Now, ∠BAD = ∠BAC + ∠CAD = 35° + 30° = 65°

∠ADB and ∠ACB are the angles in a same segment.

⇒ ∠ADB = ∠ACB = 50°

∠BDC and ∠BAC are the angles in a same segment.

⇒ ∠BDC = ∠BAC = 35°

Now, ∠ADC = ∠ADB + ∠BDC = 50° + 35° = 85°

We know that angles in the alternate segments are supplementary.

∴ ∠BAD + ∠BCD = 180°

⇒ 65° + ∠BCD = 180°

⇒ ∠BCD = 180° − 65° = 115°

Also, ∠ABC + ∠ADC = 180°

⇒ ∠ABC + 85° = 180°

⇒ ∠ABC = 180° − 85° = 95°

∴ ∠BAD = 65°, ∠ABC = 95°, ∠BCD = 115° and ∠ADC = 85°

Using angle sum property in ΔPBC:

∠PBC + ∠BCP + ∠CPB = 180°

⇒ 30° + 50° + ∠CPB = 180°

⇒ 80° + ∠CPB = 180°

⇒ ∠CPB = 180° − 80° = 100°

∠APD = ∠BPC = 100° (Vertically opposite angles)

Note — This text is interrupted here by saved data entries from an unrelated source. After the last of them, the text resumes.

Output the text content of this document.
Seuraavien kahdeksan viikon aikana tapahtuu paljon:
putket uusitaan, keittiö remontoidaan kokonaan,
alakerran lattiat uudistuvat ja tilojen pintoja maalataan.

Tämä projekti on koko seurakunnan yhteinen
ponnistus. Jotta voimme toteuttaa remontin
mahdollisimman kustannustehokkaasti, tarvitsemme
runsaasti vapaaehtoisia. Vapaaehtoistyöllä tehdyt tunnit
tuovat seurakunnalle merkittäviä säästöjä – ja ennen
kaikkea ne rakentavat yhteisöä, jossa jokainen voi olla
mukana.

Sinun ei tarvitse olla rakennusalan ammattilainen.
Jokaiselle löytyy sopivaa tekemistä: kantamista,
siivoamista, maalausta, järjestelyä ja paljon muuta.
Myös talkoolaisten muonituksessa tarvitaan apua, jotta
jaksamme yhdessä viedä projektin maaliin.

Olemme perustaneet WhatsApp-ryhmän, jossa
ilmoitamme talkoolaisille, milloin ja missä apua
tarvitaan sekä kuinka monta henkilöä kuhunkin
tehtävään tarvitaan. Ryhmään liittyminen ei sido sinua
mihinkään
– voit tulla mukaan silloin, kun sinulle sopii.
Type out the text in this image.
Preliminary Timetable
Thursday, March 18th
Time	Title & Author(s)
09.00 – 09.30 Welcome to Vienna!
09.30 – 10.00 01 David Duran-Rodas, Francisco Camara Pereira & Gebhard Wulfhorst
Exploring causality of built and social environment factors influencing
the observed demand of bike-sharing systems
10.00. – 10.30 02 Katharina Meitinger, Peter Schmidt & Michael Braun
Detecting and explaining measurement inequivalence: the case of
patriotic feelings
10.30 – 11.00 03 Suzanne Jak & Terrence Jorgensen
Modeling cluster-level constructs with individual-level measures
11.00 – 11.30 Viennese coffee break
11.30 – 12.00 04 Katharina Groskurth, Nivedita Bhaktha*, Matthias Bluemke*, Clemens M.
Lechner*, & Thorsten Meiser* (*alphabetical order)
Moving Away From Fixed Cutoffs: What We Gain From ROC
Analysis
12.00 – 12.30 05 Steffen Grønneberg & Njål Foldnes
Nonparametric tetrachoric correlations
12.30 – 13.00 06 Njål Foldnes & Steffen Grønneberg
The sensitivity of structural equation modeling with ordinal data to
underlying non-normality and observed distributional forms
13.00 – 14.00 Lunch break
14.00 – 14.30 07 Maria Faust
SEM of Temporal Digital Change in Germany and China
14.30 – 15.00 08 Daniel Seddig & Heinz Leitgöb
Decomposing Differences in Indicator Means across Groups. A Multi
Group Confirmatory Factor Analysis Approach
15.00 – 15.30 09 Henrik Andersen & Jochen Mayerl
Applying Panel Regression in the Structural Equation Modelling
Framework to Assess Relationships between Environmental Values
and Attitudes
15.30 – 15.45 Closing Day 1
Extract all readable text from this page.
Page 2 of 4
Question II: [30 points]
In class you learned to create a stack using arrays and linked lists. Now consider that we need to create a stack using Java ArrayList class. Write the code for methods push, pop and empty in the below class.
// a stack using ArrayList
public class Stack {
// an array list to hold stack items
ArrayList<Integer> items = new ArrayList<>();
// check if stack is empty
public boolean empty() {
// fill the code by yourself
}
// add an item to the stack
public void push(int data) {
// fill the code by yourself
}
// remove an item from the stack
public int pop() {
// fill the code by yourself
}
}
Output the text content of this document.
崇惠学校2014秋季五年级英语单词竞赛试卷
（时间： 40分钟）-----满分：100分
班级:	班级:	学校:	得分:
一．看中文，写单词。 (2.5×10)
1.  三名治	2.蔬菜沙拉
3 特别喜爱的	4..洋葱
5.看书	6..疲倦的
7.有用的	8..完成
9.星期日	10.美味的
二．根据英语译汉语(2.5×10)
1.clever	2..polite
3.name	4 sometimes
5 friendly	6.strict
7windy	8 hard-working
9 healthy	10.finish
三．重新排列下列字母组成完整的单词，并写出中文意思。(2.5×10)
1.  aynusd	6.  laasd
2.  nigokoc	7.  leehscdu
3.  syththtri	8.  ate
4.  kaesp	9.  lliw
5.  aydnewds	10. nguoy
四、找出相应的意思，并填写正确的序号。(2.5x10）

We know that sum of angles forming a linear pair is 180°.

∴ ∠BPC + ∠BPA = 180°

⇒ 100° + ∠BPA = 180°

⇒ ∠BPA = 180° − 100° = 80°

∠CPD = ∠BPA = 80° (Vertically opposite angles)

Hence, the angles between the diagonals are ∠CPD = ∠BPA = 80° and ∠APD = ∠BPC = 100°.